Repurposing Drugs/Devices
Promising drug categories:
- Inner hair cell ribbon-synapse restoration (e.g., AC102)
- Restoring inhibition (anticonvulsants, KCC2 modulators)
- Potassium channel modulators (e.g., KCNQ4)
- Anti-inflammatory TNF-alpha blockers for acute trauma
- Case-report monitoring for "accidental cures"
Promising devices:
- Cochlear implants
- Auditory nerve electrical stimulation
- TMS/tDCS (mixed results but deserves better subtyping)
- Hearing aids for subset relief
AI Approaches
- Gene pattern recognition
- Imputing missing biological data
- AI clustering for subtypes
- Wearable-based monitoring
Unlimited Funding Scenario
- Global infra + shared data
- Fast pipelines (fail fast)
- Combine basic → clinical → translation
- Use PR to create urgency
- Let researchers specialize deeply instead of wasting time on admin
THE 10 RESEARCH PRIORITIES (THE REAL OUTCOME)
- Define the precise neural mechanisms of tinnitus.
- Determine if a final common pathway exists or multiple separate ones.
- Create biological, clinically meaningful subtypes.
- Understand the mechanisms of chronification (why some recover and others get stuck).
- Define and validate a tinnitus biomarker.
- Build valid animal or computational models (possibly digital twins).
- Identify repair/plasticity mechanisms that can be targeted.
- Map tinnitus' shared mechanisms with pain, epilepsy, anxiety, depression.
- Consolidate global datasets to reveal patterns (sleep, stress, fluctuations, triggers).
- Test combination therapies and determine which work for which subtypes.
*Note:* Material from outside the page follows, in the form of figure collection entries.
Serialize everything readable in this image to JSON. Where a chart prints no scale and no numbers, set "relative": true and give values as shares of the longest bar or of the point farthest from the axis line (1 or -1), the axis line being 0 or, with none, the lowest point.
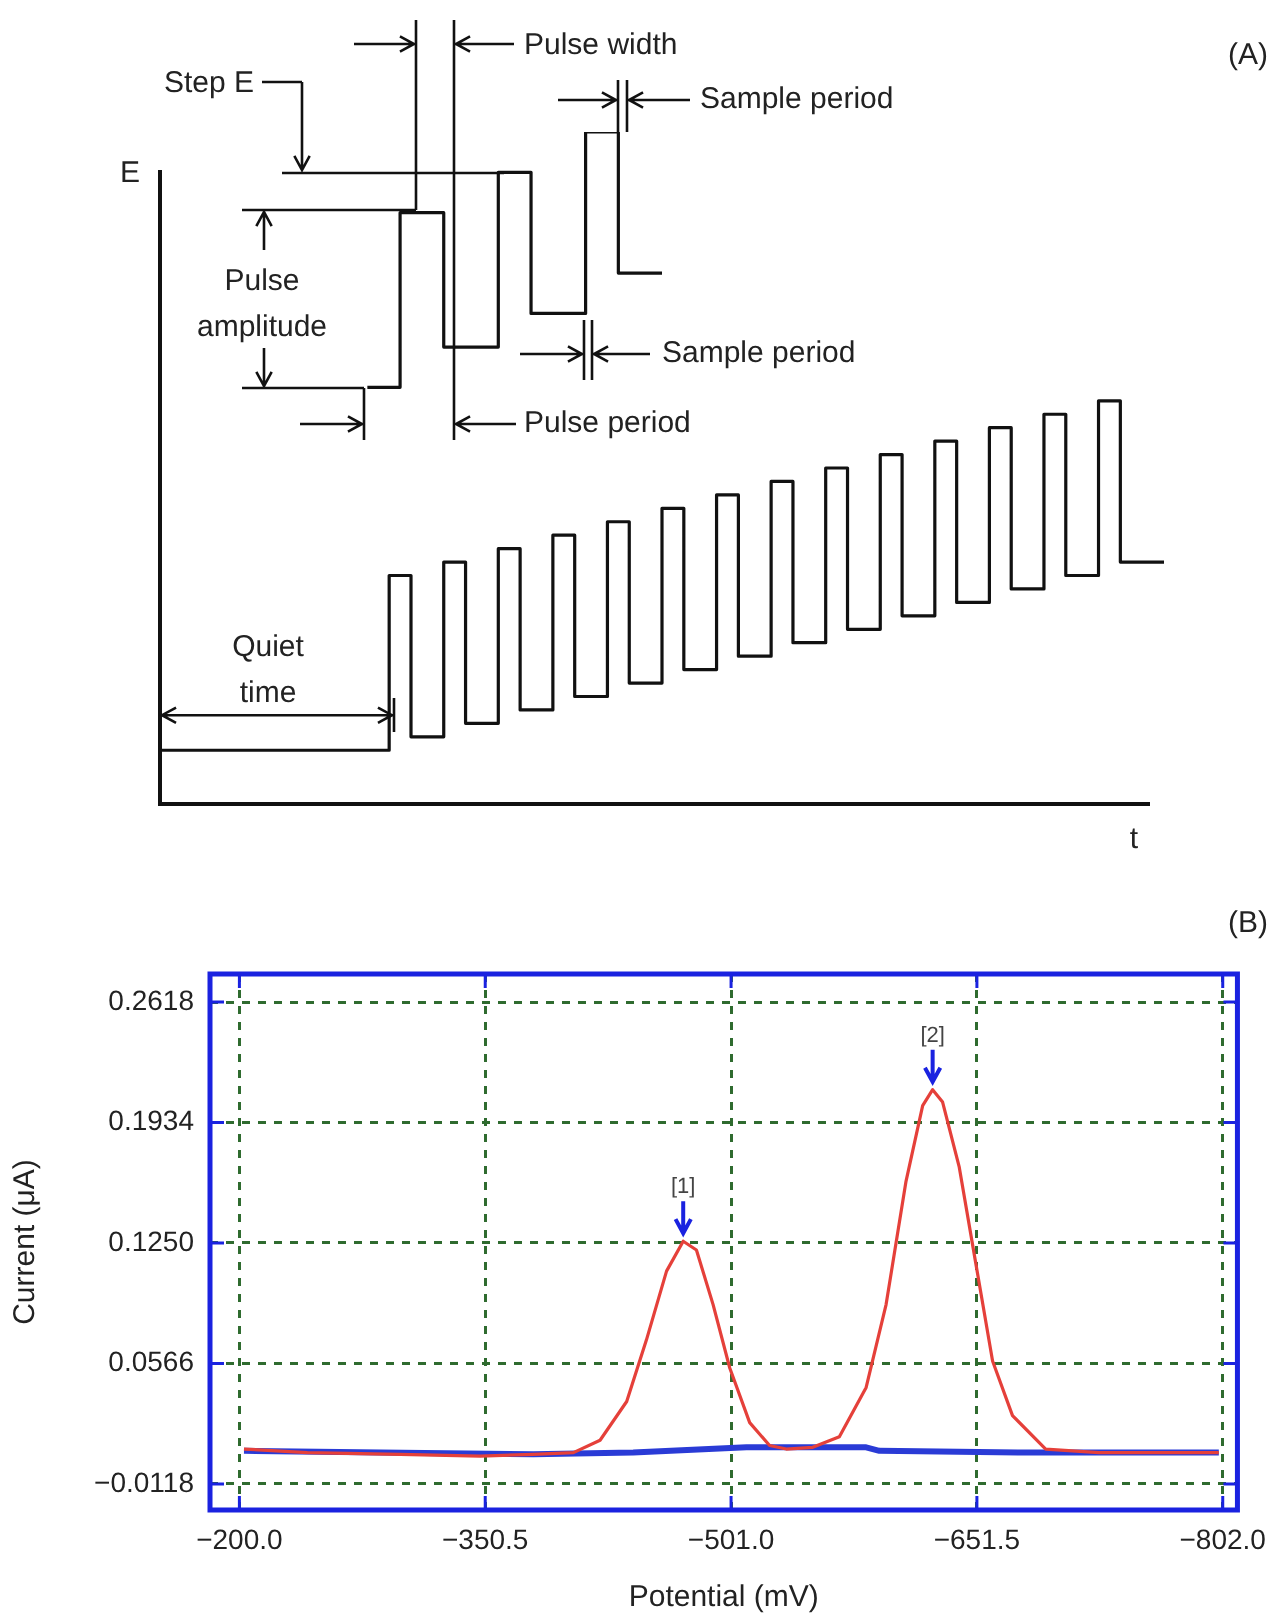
{
  "chart_data": [
    {
      "type": "step",
      "relative": true,
      "xlabel": "t",
      "ylabel": "E",
      "tick_labels": false,
      "legend": false,
      "marker": "none",
      "categories": [
        null,
        null,
        null,
        null,
        null,
        null,
        null,
        null,
        null,
        null,
        null,
        null,
        null,
        null,
        null,
        null,
        null,
        null,
        null,
        null,
        null,
        null,
        null,
        null,
        null,
        null,
        null,
        null,
        null,
        null,
        null,
        null,
        null,
        null,
        null,
        null,
        null,
        null,
        null,
        null,
        null,
        null,
        null,
        null,
        null,
        null,
        null,
        null,
        null,
        null,
        null,
        null,
        null,
        null,
        null,
        null,
        null,
        null,
        null,
        null,
        null,
        null,
        null,
        null,
        null,
        null,
        null,
        null,
        null,
        null,
        null,
        null,
        null,
        null,
        null,
        null,
        null,
        null,
        null,
        null,
        null,
        null,
        null,
        null,
        null,
        null,
        null,
        null,
        null,
        null,
        null,
        null,
        null
      ],
      "annotations": [
        "(A)",
        "Step E",
        "Pulse width",
        "Sample period",
        "Pulse amplitude",
        "Sample period",
        "Pulse period",
        "Quiet time"
      ],
      "series": [
        {
          "color": "#111111",
          "values": [
            0.08,
            0.08,
            0.08,
            0.08,
            0.08,
            0.08,
            0.08,
            0.08,
            0.08,
            0.08,
            0.08,
            0.08,
            0.08,
            0.08,
            0.08,
            0.08,
            0.08,
            0.08,
            0.08,
            0.08,
            0.08,
            0.08,
            0.34,
            0.34,
            0.1,
            0.1,
            0.1,
            0.36,
            0.36,
            0.12,
            0.12,
            0.12,
            0.38,
            0.38,
            0.14,
            0.14,
            0.14,
            0.4,
            0.4,
            0.16,
            0.16,
            0.16,
            0.42,
            0.42,
            0.18,
            0.18,
            0.18,
            0.44,
            0.44,
            0.2,
            0.2,
            0.2,
            0.46,
            0.46,
            0.22,
            0.22,
            0.22,
            0.48,
            0.48,
            0.24,
            0.24,
            0.24,
            0.5,
            0.5,
            0.26,
            0.26,
            0.26,
            0.52,
            0.52,
            0.28,
            0.28,
            0.28,
            0.54,
            0.54,
            0.3,
            0.3,
            0.3,
            0.56,
            0.56,
            0.32,
            0.32,
            0.32,
            0.58,
            0.58,
            0.34,
            0.34,
            0.34,
            0.6,
            0.6,
            0.36,
            0.36,
            0.36,
            0.36
          ]
        },
        {
          "color": "#111111",
          "values": [
            null,
            null,
            null,
            null,
            null,
            null,
            null,
            null,
            null,
            null,
            null,
            null,
            null,
            null,
            null,
            null,
            null,
            null,
            null,
            0.62,
            0.62,
            0.62,
            0.62,
            0.88,
            0.88,
            0.88,
            0.88,
            0.68,
            0.68,
            0.68,
            0.68,
            0.68,
            0.94,
            0.94,
            0.94,
            0.73,
            0.73,
            0.73,
            0.73,
            0.73,
            1,
            1,
            1,
            0.79,
            0.79,
            0.79,
            0.79,
            null,
            null,
            null,
            null,
            null,
            null,
            null,
            null,
            null,
            null,
            null,
            null,
            null,
            null,
            null,
            null,
            null,
            null,
            null,
            null,
            null,
            null,
            null,
            null,
            null,
            null,
            null,
            null,
            null,
            null,
            null,
            null,
            null,
            null,
            null,
            null,
            null,
            null,
            null,
            null,
            null,
            null,
            null,
            null,
            null,
            null
          ]
        }
      ]
    },
    {
      "type": "line",
      "xlabel": "Potential (mV)",
      "ylabel": "Current (μA)",
      "grid": true,
      "legend": false,
      "marker": "none",
      "xlim": [
        -182,
        -811
      ],
      "ylim": [
        -0.0266,
        0.2777
      ],
      "xticks": [
        {
          "value": -200,
          "label": "−200.0"
        },
        {
          "value": -350.5,
          "label": "−350.5"
        },
        {
          "value": -501,
          "label": "−501.0"
        },
        {
          "value": -651.5,
          "label": "−651.5"
        },
        {
          "value": -802,
          "label": "−802.0"
        }
      ],
      "yticks": [
        {
          "value": -0.0118,
          "label": "−0.0118"
        },
        {
          "value": 0.0566,
          "label": "0.0566"
        },
        {
          "value": 0.125,
          "label": "0.1250"
        },
        {
          "value": 0.1934,
          "label": "0.1934"
        },
        {
          "value": 0.2618,
          "label": "0.2618"
        }
      ],
      "annotations": [
        "(B)",
        {
          "text": "[1]",
          "x": -471.7,
          "y": 0.126
        },
        {
          "text": "[2]",
          "x": -624.4,
          "y": 0.212
        }
      ],
      "series": [
        {
          "color": "#2a3bd6",
          "x": [
            -202.8,
            -380,
            -441.1,
            -510.4,
            -583.7,
            -591.8,
            -685.5,
            -799.6
          ],
          "values": [
            0.007,
            0.005,
            0.006,
            0.009,
            0.009,
            0.007,
            0.006,
            0.006
          ]
        },
        {
          "color": "#e5403a",
          "x": [
            -202.8,
            -241.6,
            -298.5,
            -347.4,
            -380,
            -404.5,
            -420.8,
            -437.1,
            -449.2,
            -461.5,
            -471.7,
            -479.8,
            -490,
            -500.2,
            -512.4,
            -524.6,
            -534.8,
            -551,
            -567.3,
            -583.7,
            -595.9,
            -608.1,
            -618.3,
            -624.4,
            -630.5,
            -640.7,
            -650.9,
            -661.1,
            -673.3,
            -693.6,
            -726.2,
            -767,
            -799.6
          ],
          "values": [
            0.008,
            0.006,
            0.005,
            0.004,
            0.005,
            0.006,
            0.013,
            0.035,
            0.07,
            0.109,
            0.126,
            0.121,
            0.09,
            0.054,
            0.023,
            0.01,
            0.008,
            0.009,
            0.015,
            0.043,
            0.09,
            0.16,
            0.203,
            0.212,
            0.205,
            0.168,
            0.113,
            0.058,
            0.027,
            0.008,
            0.006,
            0.006,
            0.006
          ]
        }
      ]
    }
  ]
}
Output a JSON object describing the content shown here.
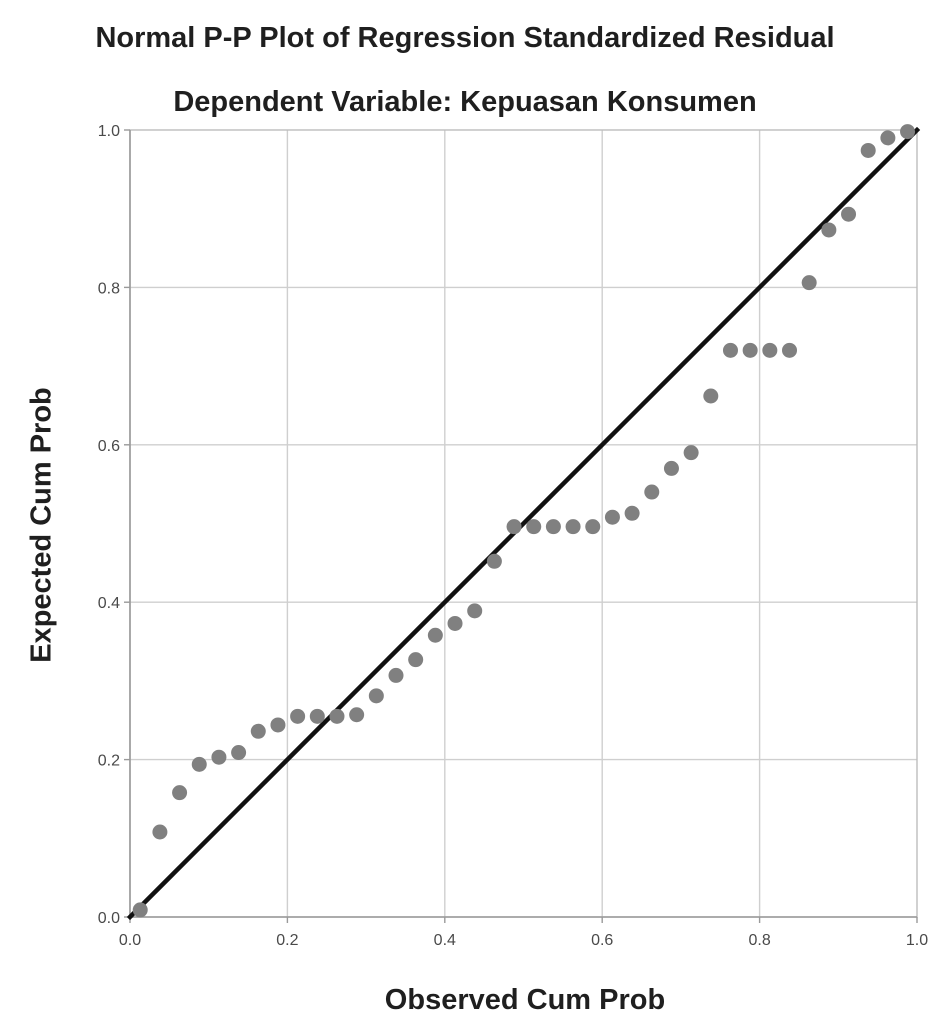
{
  "chart_data": {
    "type": "scatter",
    "title": "Normal P-P Plot of Regression Standardized Residual",
    "subtitle": "Dependent Variable: Kepuasan Konsumen",
    "xlabel": "Observed Cum Prob",
    "ylabel": "Expected Cum Prob",
    "xlim": [
      0.0,
      1.0
    ],
    "ylim": [
      0.0,
      1.0
    ],
    "grid": true,
    "x_ticks": [
      "0.0",
      "0.2",
      "0.4",
      "0.6",
      "0.8",
      "1.0"
    ],
    "y_ticks": [
      "0.0",
      "0.2",
      "0.4",
      "0.6",
      "0.8",
      "1.0"
    ],
    "reference_line": {
      "from": [
        0.0,
        0.0
      ],
      "to": [
        1.0,
        1.0
      ],
      "color": "#111111"
    },
    "point_color": "#808080",
    "points": [
      {
        "x": 0.013,
        "y": 0.009
      },
      {
        "x": 0.038,
        "y": 0.108
      },
      {
        "x": 0.063,
        "y": 0.158
      },
      {
        "x": 0.088,
        "y": 0.194
      },
      {
        "x": 0.113,
        "y": 0.203
      },
      {
        "x": 0.138,
        "y": 0.209
      },
      {
        "x": 0.163,
        "y": 0.236
      },
      {
        "x": 0.188,
        "y": 0.244
      },
      {
        "x": 0.213,
        "y": 0.255
      },
      {
        "x": 0.238,
        "y": 0.255
      },
      {
        "x": 0.263,
        "y": 0.255
      },
      {
        "x": 0.288,
        "y": 0.257
      },
      {
        "x": 0.313,
        "y": 0.281
      },
      {
        "x": 0.338,
        "y": 0.307
      },
      {
        "x": 0.363,
        "y": 0.327
      },
      {
        "x": 0.388,
        "y": 0.358
      },
      {
        "x": 0.413,
        "y": 0.373
      },
      {
        "x": 0.438,
        "y": 0.389
      },
      {
        "x": 0.463,
        "y": 0.452
      },
      {
        "x": 0.488,
        "y": 0.496
      },
      {
        "x": 0.513,
        "y": 0.496
      },
      {
        "x": 0.538,
        "y": 0.496
      },
      {
        "x": 0.563,
        "y": 0.496
      },
      {
        "x": 0.588,
        "y": 0.496
      },
      {
        "x": 0.613,
        "y": 0.508
      },
      {
        "x": 0.638,
        "y": 0.513
      },
      {
        "x": 0.663,
        "y": 0.54
      },
      {
        "x": 0.688,
        "y": 0.57
      },
      {
        "x": 0.713,
        "y": 0.59
      },
      {
        "x": 0.738,
        "y": 0.662
      },
      {
        "x": 0.763,
        "y": 0.72
      },
      {
        "x": 0.788,
        "y": 0.72
      },
      {
        "x": 0.813,
        "y": 0.72
      },
      {
        "x": 0.838,
        "y": 0.72
      },
      {
        "x": 0.863,
        "y": 0.806
      },
      {
        "x": 0.888,
        "y": 0.873
      },
      {
        "x": 0.913,
        "y": 0.893
      },
      {
        "x": 0.938,
        "y": 0.974
      },
      {
        "x": 0.963,
        "y": 0.99
      },
      {
        "x": 0.988,
        "y": 0.998
      }
    ]
  }
}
These 10 priorities will guide funding and collaborations for the next phase.
CONCLUSION
This report is basically a call for a
total overhaul of tinnitus science.
The field needs:
- Real mechanistic understanding
- Real subtypes
- A real biomarker
- Real models
- Real international collaboration
- Real targeted therapies (not masking, not CBT)
Tinnitus Quest and partners (Rainwater, Cochlear, etc.) will now convert these into funded research programs and global structures for data and clinical trials.